CALVING INTERVAL is a poor measure of dairy herd fertility performance, it is far better to use pregnancy rate and a pregnancy inventory, says ABS Global vet Neil Michael.

Dr Michael, from Wisconsin, USA, told delegates that calving interval gives no indication of fertility performance in the past month. “You need a measure that is more sensitive than calving interval or days open.

” He uses five measures to monitor performance, but his top two are pregnancy rate and pregnancy inventory. He defines pregnancy rate as how many cows are pregnant of those that were eligible to become pregnant in a 21-day period. It differs to conception rate, which only takes into account cows served.

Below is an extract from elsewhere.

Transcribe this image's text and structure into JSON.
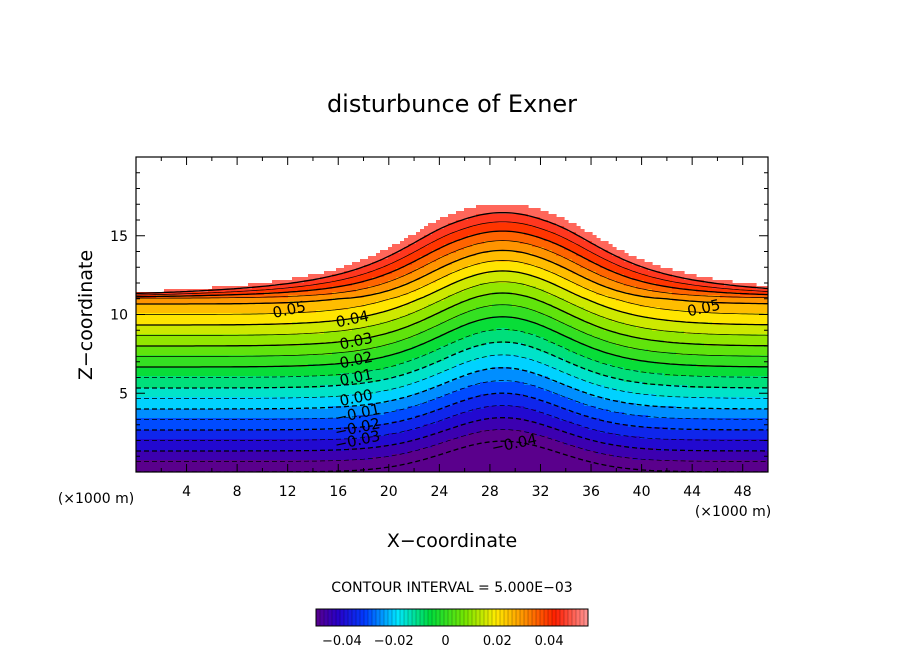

Pregnancy inventory will be new to many in the UK, he added. “It shows whether the number of cows due to calve in each week is sufficient to sustain herd size and cashflow in all-year-round calving herds.

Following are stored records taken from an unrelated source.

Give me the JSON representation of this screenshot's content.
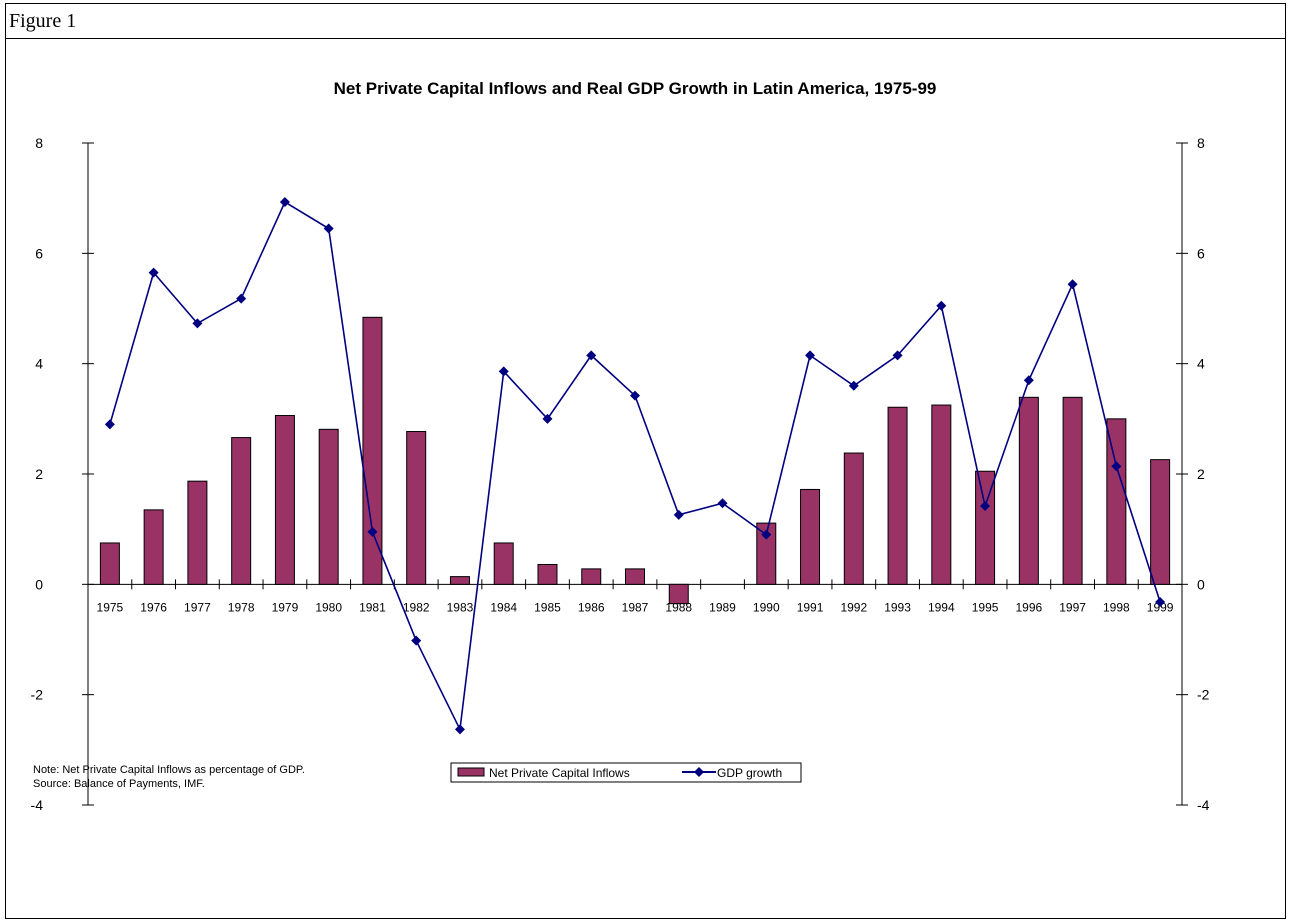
{
  "figure_label": "Figure 1",
  "notes": {
    "line1": "Note: Net Private Capital Inflows as percentage of GDP.",
    "line2": "Source: Balance of Payments, IMF."
  },
  "colors": {
    "bars": "#993366",
    "line": "#000080",
    "frame": "#000000"
  },
  "chart_data": {
    "type": "bar",
    "title": "Net Private Capital Inflows and Real GDP Growth in Latin America, 1975-99",
    "xlabel": "",
    "ylabel": "",
    "ylim": [
      -4,
      8
    ],
    "y2lim": [
      -4,
      8
    ],
    "yticks": [
      "-4",
      "-2",
      "0",
      "2",
      "4",
      "6",
      "8"
    ],
    "grid": false,
    "legend_position": "bottom-center",
    "categories": [
      "1975",
      "1976",
      "1977",
      "1978",
      "1979",
      "1980",
      "1981",
      "1982",
      "1983",
      "1984",
      "1985",
      "1986",
      "1987",
      "1988",
      "1989",
      "1990",
      "1991",
      "1992",
      "1993",
      "1994",
      "1995",
      "1996",
      "1997",
      "1998",
      "1999"
    ],
    "series": [
      {
        "name": "Net Private Capital Inflows",
        "type": "bar",
        "values": [
          0.75,
          1.35,
          1.87,
          2.66,
          3.06,
          2.81,
          4.84,
          2.77,
          0.14,
          0.75,
          0.36,
          0.28,
          0.28,
          -0.35,
          0.0,
          1.11,
          1.72,
          2.38,
          3.21,
          3.25,
          2.05,
          3.39,
          3.39,
          3.0,
          2.26
        ]
      },
      {
        "name": "GDP growth",
        "type": "line",
        "values": [
          2.9,
          5.65,
          4.73,
          5.18,
          6.93,
          6.45,
          0.95,
          -1.02,
          -2.63,
          3.86,
          3.0,
          4.15,
          3.42,
          1.26,
          1.47,
          0.9,
          4.15,
          3.6,
          4.15,
          5.05,
          1.42,
          3.7,
          5.44,
          2.14,
          -0.32
        ]
      }
    ]
  }
}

” In the USA, the average pregnancy rate for 62,000 cows was just 16%, he said. But those using the ABS Reproductive Management Service have an average pregnancy rate of 19%. Genus in the UK recently launched the same service, in which technicians monitor cow activity.

For each 1% rise in pregnancy rate, Dr Michael said the benefit was an increase in profit of 9.57 a cow each year or 4438 for a typical UK herd.

STANDING TIME

Another factor often reducing fertility performance by up to 3-4% is excessive time spent standing up, believes Dr Michael, who recommends actually measuring time spent on concrete.

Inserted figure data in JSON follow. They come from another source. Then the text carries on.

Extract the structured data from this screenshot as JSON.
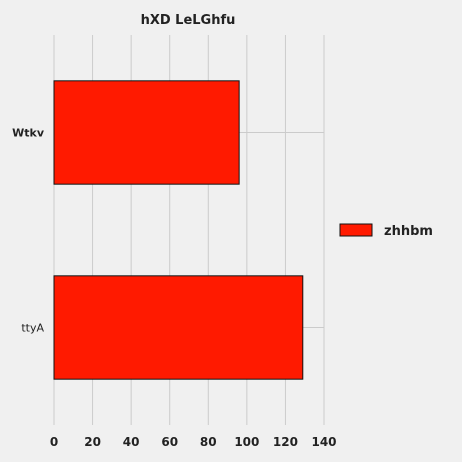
{
  "chart_data": {
    "type": "bar",
    "orientation": "horizontal",
    "title": "hXD LeLGhfu",
    "xlabel": "",
    "ylabel": "",
    "categories": [
      "Wtkv",
      "ttyA"
    ],
    "series": [
      {
        "name": "zhhbm",
        "values": [
          96,
          129
        ]
      }
    ],
    "xlim": [
      0,
      140
    ],
    "xticks": [
      "0",
      "20",
      "40",
      "60",
      "80",
      "100",
      "120",
      "140"
    ],
    "grid": true,
    "legend_position": "right",
    "colors": {
      "bar_fill": "#ff1a00",
      "bar_edge": "#111111",
      "background": "#f0f0f0",
      "grid": "#cbcbcb"
    }
  }
}
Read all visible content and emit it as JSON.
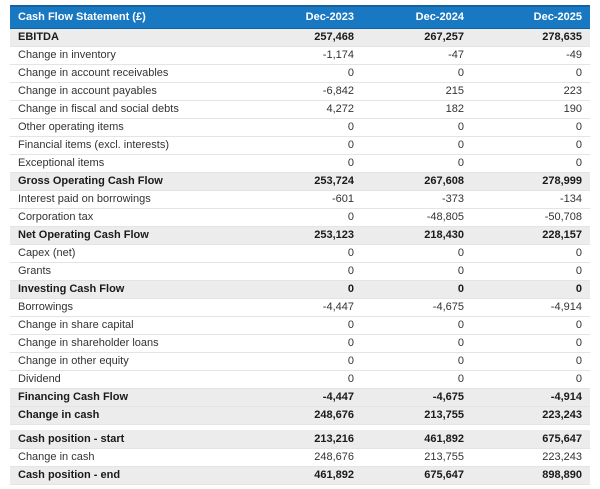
{
  "colors": {
    "header_bg": "#1878c2",
    "header_border": "#1261a0",
    "header_text": "#ffffff",
    "shaded_row_bg": "#ececec",
    "row_border": "#e4e4e4",
    "text": "#333333",
    "bold_text": "#1a1a1a",
    "page_bg": "#ffffff"
  },
  "table": {
    "header": {
      "label": "Cash Flow Statement (£)",
      "columns": [
        "Dec-2023",
        "Dec-2024",
        "Dec-2025"
      ]
    },
    "sections": [
      {
        "name": "cash-flow",
        "rows": [
          {
            "label": "EBITDA",
            "values": [
              "257,468",
              "267,257",
              "278,635"
            ],
            "bold": true,
            "shaded": true
          },
          {
            "label": "Change in inventory",
            "values": [
              "-1,174",
              "-47",
              "-49"
            ],
            "bold": false,
            "shaded": false
          },
          {
            "label": "Change in account receivables",
            "values": [
              "0",
              "0",
              "0"
            ],
            "bold": false,
            "shaded": false
          },
          {
            "label": "Change in account payables",
            "values": [
              "-6,842",
              "215",
              "223"
            ],
            "bold": false,
            "shaded": false
          },
          {
            "label": "Change in fiscal and social debts",
            "values": [
              "4,272",
              "182",
              "190"
            ],
            "bold": false,
            "shaded": false
          },
          {
            "label": "Other operating items",
            "values": [
              "0",
              "0",
              "0"
            ],
            "bold": false,
            "shaded": false
          },
          {
            "label": "Financial items (excl. interests)",
            "values": [
              "0",
              "0",
              "0"
            ],
            "bold": false,
            "shaded": false
          },
          {
            "label": "Exceptional items",
            "values": [
              "0",
              "0",
              "0"
            ],
            "bold": false,
            "shaded": false
          },
          {
            "label": "Gross Operating Cash Flow",
            "values": [
              "253,724",
              "267,608",
              "278,999"
            ],
            "bold": true,
            "shaded": true
          },
          {
            "label": "Interest paid on borrowings",
            "values": [
              "-601",
              "-373",
              "-134"
            ],
            "bold": false,
            "shaded": false
          },
          {
            "label": "Corporation tax",
            "values": [
              "0",
              "-48,805",
              "-50,708"
            ],
            "bold": false,
            "shaded": false
          },
          {
            "label": "Net Operating Cash Flow",
            "values": [
              "253,123",
              "218,430",
              "228,157"
            ],
            "bold": true,
            "shaded": true
          },
          {
            "label": "Capex (net)",
            "values": [
              "0",
              "0",
              "0"
            ],
            "bold": false,
            "shaded": false
          },
          {
            "label": "Grants",
            "values": [
              "0",
              "0",
              "0"
            ],
            "bold": false,
            "shaded": false
          },
          {
            "label": "Investing Cash Flow",
            "values": [
              "0",
              "0",
              "0"
            ],
            "bold": true,
            "shaded": true
          },
          {
            "label": "Borrowings",
            "values": [
              "-4,447",
              "-4,675",
              "-4,914"
            ],
            "bold": false,
            "shaded": false
          },
          {
            "label": "Change in share capital",
            "values": [
              "0",
              "0",
              "0"
            ],
            "bold": false,
            "shaded": false
          },
          {
            "label": "Change in shareholder loans",
            "values": [
              "0",
              "0",
              "0"
            ],
            "bold": false,
            "shaded": false
          },
          {
            "label": "Change in other equity",
            "values": [
              "0",
              "0",
              "0"
            ],
            "bold": false,
            "shaded": false
          },
          {
            "label": "Dividend",
            "values": [
              "0",
              "0",
              "0"
            ],
            "bold": false,
            "shaded": false
          },
          {
            "label": "Financing Cash Flow",
            "values": [
              "-4,447",
              "-4,675",
              "-4,914"
            ],
            "bold": true,
            "shaded": true
          },
          {
            "label": "Change in cash",
            "values": [
              "248,676",
              "213,755",
              "223,243"
            ],
            "bold": true,
            "shaded": true
          }
        ]
      },
      {
        "name": "cash-position",
        "rows": [
          {
            "label": "Cash position - start",
            "values": [
              "213,216",
              "461,892",
              "675,647"
            ],
            "bold": true,
            "shaded": true
          },
          {
            "label": "Change in cash",
            "values": [
              "248,676",
              "213,755",
              "223,243"
            ],
            "bold": false,
            "shaded": false
          },
          {
            "label": "Cash position - end",
            "values": [
              "461,892",
              "675,647",
              "898,890"
            ],
            "bold": true,
            "shaded": true
          }
        ]
      }
    ]
  }
}
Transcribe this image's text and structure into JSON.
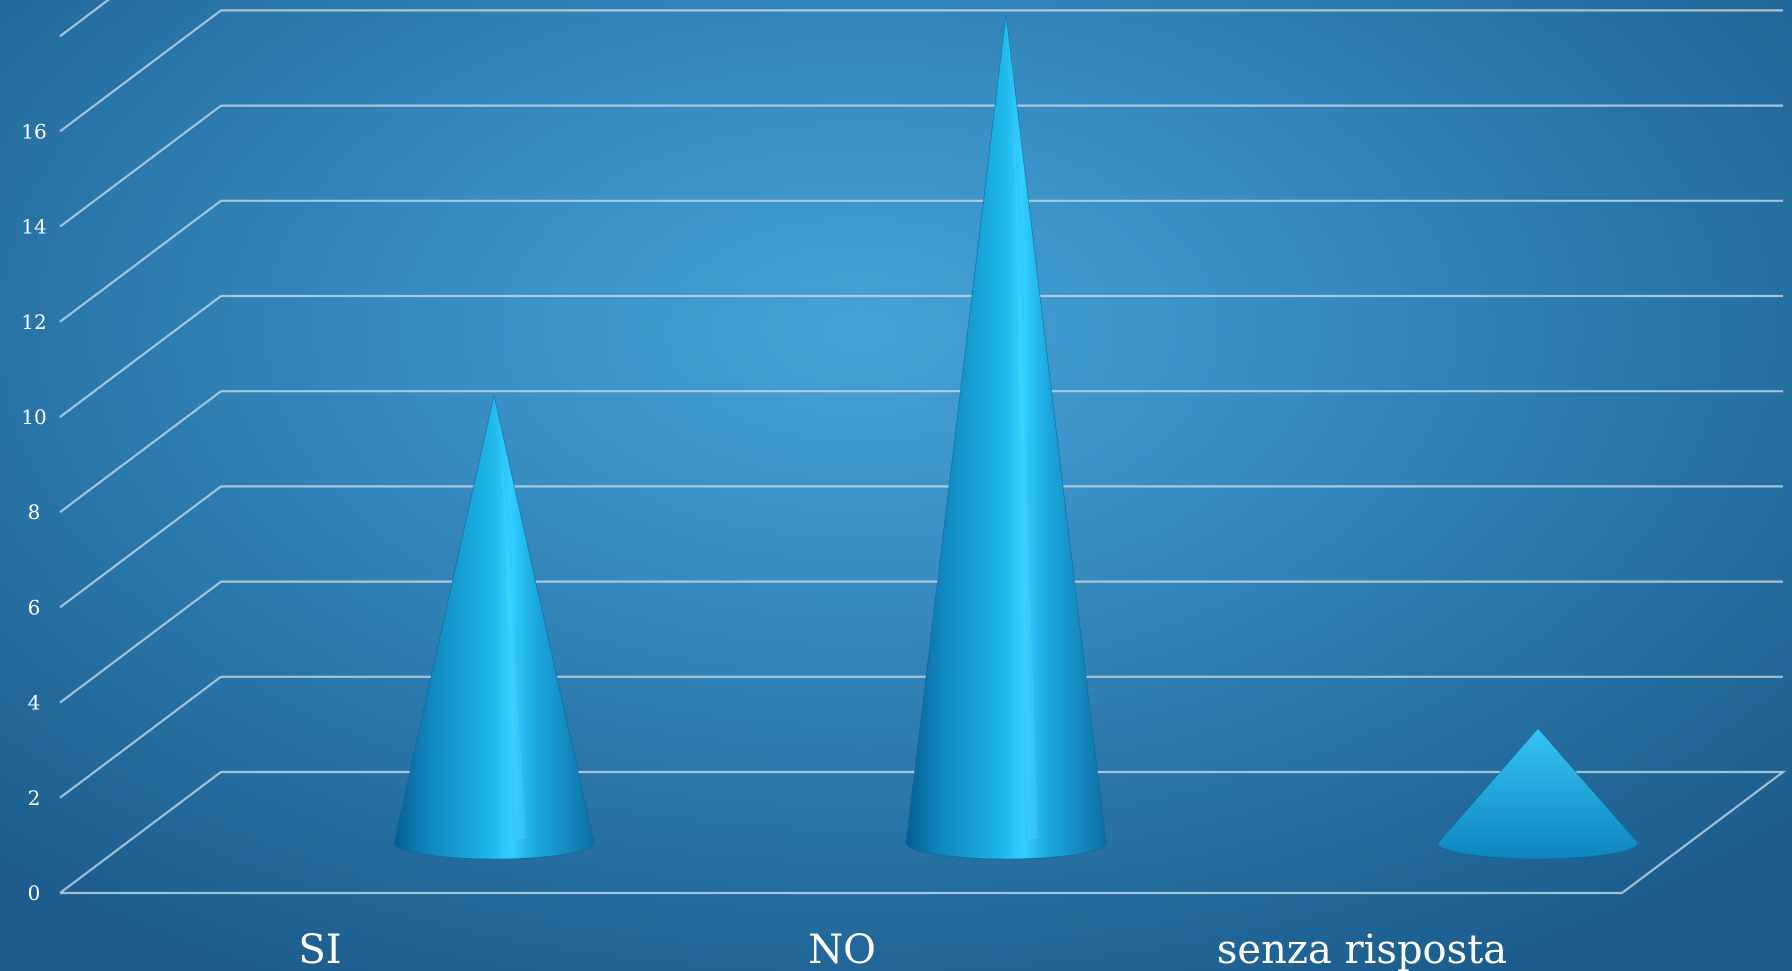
{
  "chart_data": {
    "type": "bar",
    "shape": "cone",
    "style": "3d",
    "categories": [
      "SI",
      "NO",
      "senza risposta"
    ],
    "values": [
      8,
      16,
      1
    ],
    "title": "",
    "xlabel": "",
    "ylabel": "",
    "ylim": [
      0,
      18
    ],
    "yticks": [
      0,
      2,
      4,
      6,
      8,
      10,
      12,
      14,
      16
    ],
    "ytick_labels": [
      "0",
      "2",
      "4",
      "6",
      "8",
      "10",
      "12",
      "14",
      "16"
    ],
    "grid": true,
    "legend": "none",
    "colors": {
      "bar": "#1aa6dc",
      "bar_highlight": "#32ceff",
      "bar_shadow": "#075e91",
      "grid": "#c4d8e4",
      "text": "#ffffff",
      "background_center": "#46a2d6",
      "background_edge": "#1c5d8d"
    }
  }
}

“Cows should spend half their time lying down, producing milk.

” An audit of time on concrete takes three to four hours, as it is important to know the time between opening the gate for high yielders at milking and when it is closed. That is multiplied by the number of milkings. Ideally, this should not exceed three hours a day, he said.

The total time cows spend on concrete should not exceed 12 hours a day. And checking how many cows are lying down 2-4 hours after milking will indicate cubicle comfort.